Yevhen Sahaidachny may justly be called the least studied of the greatest Ukrainian artists of the 20th century. The exhibition’s curator, Doctor of Arts Oleksandr FEDORUK tells us that his works were outside the museum lists until recently.
“Sahaidachny belonged to the Boichukist circle,” Fedoruk says. “His works give an idea of the whole school. Moreover, Sahaidachny’s works expand the limits of the Boichukist phenomenon.”
Interestingly, the artist was not a Hutsul by birth. He was born in Kherson. However, the student of Sahaidachny’s artistic heritage Maria Ivanchuk of Kosiv (Ivano-Frankivsk region) notes that Sahaidachny, despite being an Easterner, managed to integrate himself into the Hutsul applied arts, cultural, and everyday life spaces through his erudition, intelligence, and a great desire to understand the Hutsuls. As a result, the Hutsul country gladly shared with the artist the richest seams of its cultural and ethnic tradition.

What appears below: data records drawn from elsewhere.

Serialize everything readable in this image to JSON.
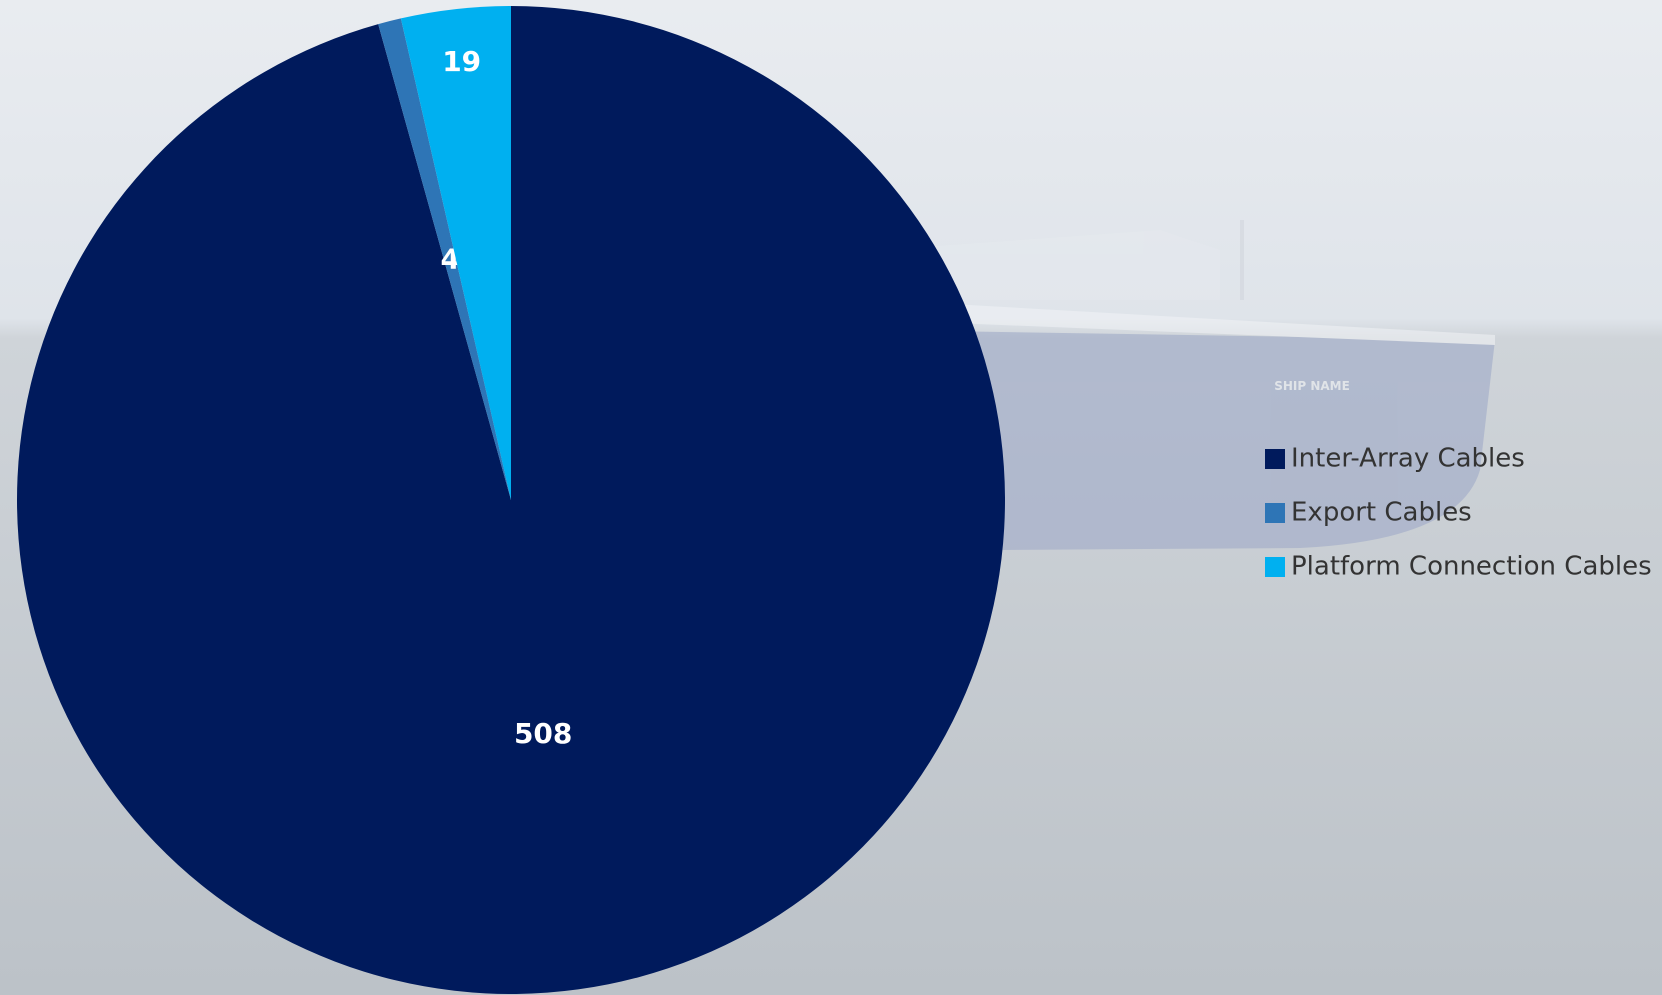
{
  "chart_data": {
    "type": "pie",
    "series": [
      {
        "name": "Inter-Array Cables",
        "color": "#001a5c",
        "values": [
          508
        ]
      },
      {
        "name": "Export Cables",
        "color": "#2e75b6",
        "values": [
          4
        ]
      },
      {
        "name": "Platform Connection Cables",
        "color": "#00b0f0",
        "values": [
          19
        ]
      }
    ],
    "legend": "right"
  },
  "background": {
    "ship_text": "SHIP NAME"
  }
}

Sahaidachny devoted 15 years of his life to collecting works of Hutsul folk art. The Sahaidachny pair gathered a unique collection of works of folk crafts and antiques after spending a few years in the Hutsul country. Dozens of artists, art historians, and students from all over the Soviet Union, including Moscow, Kyiv, Yerevan, Riga, and Tallinn visited them in summer. Visitors were not just interested in the exhibits, they were looking at them to find something for themselves, for their own creative growth. Sahaidachny copied painted Easter eggs, wood carvings, and brass decorations; he admired the forms of pottery, and found time for studying embroidery, weaving, carpet weaving, and traditional Hutsul clothing, too.
His works were mostly easel-painted. Fedoruk explains that Sahaidachny could not afford to paint in oil, as he was short of anything but tiny room, pencils, watercolors, and a desire to create.
“The artist is also considered to be the father of Russian avant-garde (Russian, not Soviet, because he never was a Soviet artist in his worldview). This role saved him in the 1930s from the charges of bourgeois nationalism and from execution by firing squad that followed such charges. After stays in St. Petersburg [where he painted scenery for theaters. – Ed.] and Kyiv, Sahaidachny worked in eastern Ukraine from 1932-46, and moved to the west of the country in 1947. The father of Russian avant-garde became the greatest custodian of Hutsul art after coming to Kosiv district,” Ivanchuk says.
The exhibition of his works in Kyiv became possible only after Sahaidachny’s artistic heritage was finally put in order in recent years, and, as Fedoruk tells us, this effort was greatly aided by the director of Kosiv Institute of Applied and Decorative Arts Sviatoslav Martyniuk and director of the National Art Museum of Ukraine Anatolii Melnyk. This is no small event, because such figures as Sahaidachny form the idea of the Ukrainian culture of the interwar period and the first half of the 20th century.
Sahaidachny’s works will be exhibited at the National Art Museum of Ukraine until January 29. Visitors are able to see some 80 works from the collections of the National Art Museum of Ukraine, the Andrei Sheptytsky National Museum in Lviv and the Yosafat Kobrynsky Kolomyia National Museum of Hutsul and Pokuttian Folk Art.